"The Sacrifice of Anton Stacey" Book Review

Written by Joe Haward

Published by Encyclopocalypse Publications

Written by Christian Francis
2021, 89 pages, Fiction
Released on February 14th, 2021


Within the dialogue and drama of Plato’s Republic, a question is asked about the nature of family, not only in terms of what is said with our lips–brother, father, mother, sister, etc.–but also how we understand family in regard to the relational act or spirit. In other words, family, in its truest sense, cannot be reduced to what we call each other. Plato writes,

Shall they be a family in name only; or shall they in all their actions be true to the name? For example, in the use of the word 'father,' would the care of a father be implied and the filial reverence and duty and obedience to him which the law commands; and is the violator of these duties to be regarded as an impious and unrighteous person who is not likely to receive much good either at the hands of God or of man?

In The Sacrifice of Anton Stacey, Christian Francis beautifully and terrifyingly pulls back the curtain upon the very idea of family, particularly the relationship between fathers and sons, and examines the power and pain of those connections. The story grows and develops in ways that will surprise the reader, yet are wholly in keeping with the characters and the complexities of the relationships they inhabit.
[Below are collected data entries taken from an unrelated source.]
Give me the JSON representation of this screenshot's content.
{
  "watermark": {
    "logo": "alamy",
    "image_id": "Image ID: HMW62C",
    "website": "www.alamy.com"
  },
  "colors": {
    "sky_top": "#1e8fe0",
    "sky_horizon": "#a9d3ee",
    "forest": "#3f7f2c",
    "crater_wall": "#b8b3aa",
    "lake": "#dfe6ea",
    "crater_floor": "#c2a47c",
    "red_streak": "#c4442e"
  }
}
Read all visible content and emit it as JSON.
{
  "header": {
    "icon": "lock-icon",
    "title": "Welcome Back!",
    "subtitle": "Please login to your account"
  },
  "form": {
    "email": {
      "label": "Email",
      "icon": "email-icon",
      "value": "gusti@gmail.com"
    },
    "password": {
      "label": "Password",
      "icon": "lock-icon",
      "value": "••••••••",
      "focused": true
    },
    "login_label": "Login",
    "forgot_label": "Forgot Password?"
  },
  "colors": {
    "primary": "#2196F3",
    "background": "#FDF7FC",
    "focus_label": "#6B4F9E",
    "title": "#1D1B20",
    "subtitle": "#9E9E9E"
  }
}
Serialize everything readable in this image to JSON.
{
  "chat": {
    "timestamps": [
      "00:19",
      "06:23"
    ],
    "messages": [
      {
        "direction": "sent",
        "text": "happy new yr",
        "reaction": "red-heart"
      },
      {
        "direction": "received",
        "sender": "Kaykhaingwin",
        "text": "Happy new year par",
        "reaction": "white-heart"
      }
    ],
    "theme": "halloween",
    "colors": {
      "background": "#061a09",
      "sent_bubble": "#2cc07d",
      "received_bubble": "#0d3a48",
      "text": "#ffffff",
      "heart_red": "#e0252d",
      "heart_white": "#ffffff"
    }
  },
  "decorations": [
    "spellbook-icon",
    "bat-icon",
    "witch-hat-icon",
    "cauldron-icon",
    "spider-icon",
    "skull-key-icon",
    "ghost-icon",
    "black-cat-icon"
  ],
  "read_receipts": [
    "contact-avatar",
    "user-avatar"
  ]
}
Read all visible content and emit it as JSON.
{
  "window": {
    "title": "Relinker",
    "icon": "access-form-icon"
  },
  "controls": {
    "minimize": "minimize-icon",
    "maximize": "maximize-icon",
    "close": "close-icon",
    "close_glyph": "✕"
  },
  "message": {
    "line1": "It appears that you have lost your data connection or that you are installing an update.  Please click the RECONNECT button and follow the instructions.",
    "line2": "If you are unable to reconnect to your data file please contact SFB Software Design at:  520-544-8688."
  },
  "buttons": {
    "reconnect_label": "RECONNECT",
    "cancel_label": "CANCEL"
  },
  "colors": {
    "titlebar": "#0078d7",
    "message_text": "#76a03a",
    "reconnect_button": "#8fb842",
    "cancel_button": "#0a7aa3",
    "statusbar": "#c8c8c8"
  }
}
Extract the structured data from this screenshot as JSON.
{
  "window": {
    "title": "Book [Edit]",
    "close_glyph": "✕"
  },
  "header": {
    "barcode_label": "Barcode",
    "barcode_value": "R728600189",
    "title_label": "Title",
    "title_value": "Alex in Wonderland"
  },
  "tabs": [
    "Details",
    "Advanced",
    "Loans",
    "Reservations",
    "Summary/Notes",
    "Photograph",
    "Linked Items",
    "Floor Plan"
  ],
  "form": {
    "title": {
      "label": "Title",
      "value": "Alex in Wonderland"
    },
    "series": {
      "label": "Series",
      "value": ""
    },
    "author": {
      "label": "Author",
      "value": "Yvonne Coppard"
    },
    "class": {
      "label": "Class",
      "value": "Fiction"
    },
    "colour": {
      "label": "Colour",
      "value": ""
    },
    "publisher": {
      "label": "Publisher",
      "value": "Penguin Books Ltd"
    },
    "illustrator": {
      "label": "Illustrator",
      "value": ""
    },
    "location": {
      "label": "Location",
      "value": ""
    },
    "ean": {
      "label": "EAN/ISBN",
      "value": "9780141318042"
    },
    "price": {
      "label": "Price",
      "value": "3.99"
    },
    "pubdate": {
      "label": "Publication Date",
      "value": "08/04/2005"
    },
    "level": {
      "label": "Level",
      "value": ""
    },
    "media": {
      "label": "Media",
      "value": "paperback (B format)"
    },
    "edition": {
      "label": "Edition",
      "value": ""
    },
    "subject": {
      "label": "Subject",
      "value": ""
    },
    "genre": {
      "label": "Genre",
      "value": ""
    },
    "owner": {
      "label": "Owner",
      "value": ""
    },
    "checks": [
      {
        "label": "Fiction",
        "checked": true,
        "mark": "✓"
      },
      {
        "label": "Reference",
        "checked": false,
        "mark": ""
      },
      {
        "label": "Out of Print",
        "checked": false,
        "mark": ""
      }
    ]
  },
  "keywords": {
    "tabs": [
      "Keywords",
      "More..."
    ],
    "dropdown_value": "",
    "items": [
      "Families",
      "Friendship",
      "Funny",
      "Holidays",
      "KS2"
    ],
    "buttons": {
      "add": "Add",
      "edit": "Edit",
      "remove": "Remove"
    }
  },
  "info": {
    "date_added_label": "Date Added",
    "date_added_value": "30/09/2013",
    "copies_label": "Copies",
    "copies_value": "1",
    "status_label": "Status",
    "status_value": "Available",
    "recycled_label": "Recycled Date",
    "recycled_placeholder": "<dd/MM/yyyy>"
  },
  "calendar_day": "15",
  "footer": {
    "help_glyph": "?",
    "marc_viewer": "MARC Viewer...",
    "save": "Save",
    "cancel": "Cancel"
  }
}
Plato’s question, “...shall they in all their actions be true to the name?” simmers under every line in this story.

Set within a small mining community at the bottom of the Appalachian Mountains, we meet the Stacey family, consisting of the youngest brother, Anton; then Jacob, the eldest; and their father, Pastor Henry Stacey.

Pastor to the small town of Folksville, Henry Stacey “...saw the fire and brimstone style of the God of the Old Testament as the true and only deity in the heavens.” The wrath and fury he sees in God is transferred onto the relationship he has with his sons. Never a father, always “the Pastor,” both boys grew up without any affection, their father’s role “...only to teach them the one truth about his God, no matter how hateful and damning.”

For the eldest, Jacob, his father’s words and theology ring true, illuminating the way of the world, influencing and carving his own path and future as he follows in his father’s footsteps. For the youngest, Anton, life is far more complicated. His own inner world is entirely at odds with the teachings and beliefs that have infused every part of the Stacey home, and it is that conflict that leads to a catastrophic fallout, changing the family forever.

Christian Francis does a wonderful job building a story around a family where the pursuit of belief over all other things determines what is even meant by the word ‘family.’ Indeed, such is the compelling nature of this idea, that when the story changes direction, it catches you completely off guard. And yet Francis also manages to hold the complexities and trauma that exists between father and sons front and center. Other events flood in upon the small town of Folksville, but the Stacey family story is never lost within those unfolding happenings. The Sacrifice of Anton Stacey works so well precisely because of this.

Human relationships and longings, alongside the terror many people feel within, weave their way throughout the narrative, but there is also plenty of shock and gore splattered across the pages. Francis delivers some wonderful shock moments, fantastically visceral in their brutality. These scenes, however, are not there simply to turn stomachs, but point to something deeper going on, a means to build upon the path walked by the Stacey family.

In Jacob and Anton, Francis asks some absorbing questions as to our influence upon the world, and how our lives and actions impact the communities we are part of. Not only that, but The Sacrifice of Anton Stacey also wrestles with ideas around belief, and whether or not those beliefs make any difference to the shape and future of the world. In every way Francis handles such searching concepts with a lightness of touch, his gift as a storyteller always winning through.

This is my first time reading something by Christian Francis, and The Sacrifice of Anton Stacey will certainly not be the last.